Follow GitHub Link headers with Bash

11 May 2020 in Tech

When working with the GitHub API, data may be returned across multiple pages of results. This is communicated using a Link header, with rel="next". There are libraries available to help work with this header, but if you’re writing a shell script then it’s not as easy as it could be.

If you’re looking for an example script, here’s one that fetches multiple pages of pull requests and outputs them to the terminal:

bash
PULLS=""
URL="https://api.github.com/repos/:owner/:repo/pulls?per_page=100"
while [ "$URL" ]; do
RESP=$(curl -i -Ss -H "Authorization: token $GITHUB_TOKEN" "$URL")
HEADERS=$(echo "$RESP" | sed '/^\r$/q')
URL=$(echo "$HEADERS" | sed -n -E 's/Link:.*<(.*?)>; rel="next".*/\1/p')
PULLS="$PULLS $(echo "$RESP" | sed '1,/^\r$/d')"
done
echo $PULLS

Be careful! Each page is a list of objects, so $PULLS won’t be valid JSON. Thankfully, jq can process this format just fine as it works with streaming data

Make a HTTP request:

bash
RESPONSE=$(curl -i -Ss -H "Authorization: token $GITHUB_TOKEN" "$URL")

Extract just the HTTP Headers:

bash
echo $RESPONSE | sed '/^\r$/q'

Extract the rel="next" link:

bash
echo $RESPONSE | sed -n -E 's/Link:.*<(.*?)>; rel="next".*/\1/p')

Extract just the response body:

bash
echo $RESPONSE | sed '1,/^\r$/d')

How it works

There are a lot of cool tricks in the script above - let’s take them one at a time.

bash
while [ "$URL" ]; do

This script works due to the fact that $URL will be empty if there’s no rel="next" link header. We set the default URL to the first page, and if they all fit on a single page the loop will only execute once.

bash
curl -i

We use curl to fetch the data from the API. Using the -i flag adds the response headers in addition to the JSON payload returned

bash
sed '/^\r$/q'

This sed command runs until it finds a line that matches the supplied pattern, then stops processing the input (q means quit). By specifying ^\r$ as the match pattern it will stop executing as soon as it finds an empty line, signifying the end of the HTTP headers.

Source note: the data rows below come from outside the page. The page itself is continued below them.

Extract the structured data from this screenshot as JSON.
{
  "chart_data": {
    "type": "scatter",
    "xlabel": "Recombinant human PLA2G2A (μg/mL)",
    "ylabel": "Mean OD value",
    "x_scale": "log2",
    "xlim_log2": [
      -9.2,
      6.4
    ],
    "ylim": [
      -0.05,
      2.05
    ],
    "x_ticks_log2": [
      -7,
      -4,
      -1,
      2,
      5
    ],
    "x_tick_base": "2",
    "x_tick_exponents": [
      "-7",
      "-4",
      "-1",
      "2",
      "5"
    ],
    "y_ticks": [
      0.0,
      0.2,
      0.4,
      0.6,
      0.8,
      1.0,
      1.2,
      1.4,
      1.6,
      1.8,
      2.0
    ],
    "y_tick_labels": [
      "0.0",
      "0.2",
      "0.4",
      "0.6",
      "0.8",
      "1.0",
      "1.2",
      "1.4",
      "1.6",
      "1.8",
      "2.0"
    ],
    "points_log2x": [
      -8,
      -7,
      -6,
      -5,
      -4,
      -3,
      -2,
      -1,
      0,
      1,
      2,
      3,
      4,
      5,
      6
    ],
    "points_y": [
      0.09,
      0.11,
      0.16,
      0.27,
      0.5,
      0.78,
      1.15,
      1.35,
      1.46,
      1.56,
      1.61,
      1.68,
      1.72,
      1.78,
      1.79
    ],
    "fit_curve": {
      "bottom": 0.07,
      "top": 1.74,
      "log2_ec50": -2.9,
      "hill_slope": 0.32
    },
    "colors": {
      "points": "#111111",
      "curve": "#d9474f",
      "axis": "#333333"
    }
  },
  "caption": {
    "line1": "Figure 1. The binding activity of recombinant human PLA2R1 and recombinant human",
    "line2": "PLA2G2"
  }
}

This means that once you run HEADERS=$(echo "$RESP" | sed '/^\r$/q'), the variable $HEADERS will contain only the HTTP headers for the response

bash
sed -n -E 's/Link:.*<(.*?)>; rel="next".*/\1/p'

Now that we’ve got the headers, we can use sed once again to extract the rel="next" link from the $HEADERS string. It looks for a line starting with Link:, then anything until it finds a string contained between < and >. It captures the matching pattern using parenthesis, but only if the next characters are rel="next". Finally, it returns only the value of the matching group using \1.

bash
URL=$(echo "$HEADERS" | sed -n -E 's/Link:.*<(.*?)>; rel="next".*/\1/p'

If there is a rel="next" link available, it’ll populate $URL and the loop will run again, fetching the next page. If not, it’ll be empty and the loop will stop executing.

bash
sed '1,/^\r$/d'

Finally, we need the JSON response without the headers. sed comes to the rescue, this time using the d (delete) modifier. This command says start at line 1, search until you find an empty line and then delete everything between those lines, returning the remaining content. This allows us to extract the response body without the HTTP headers.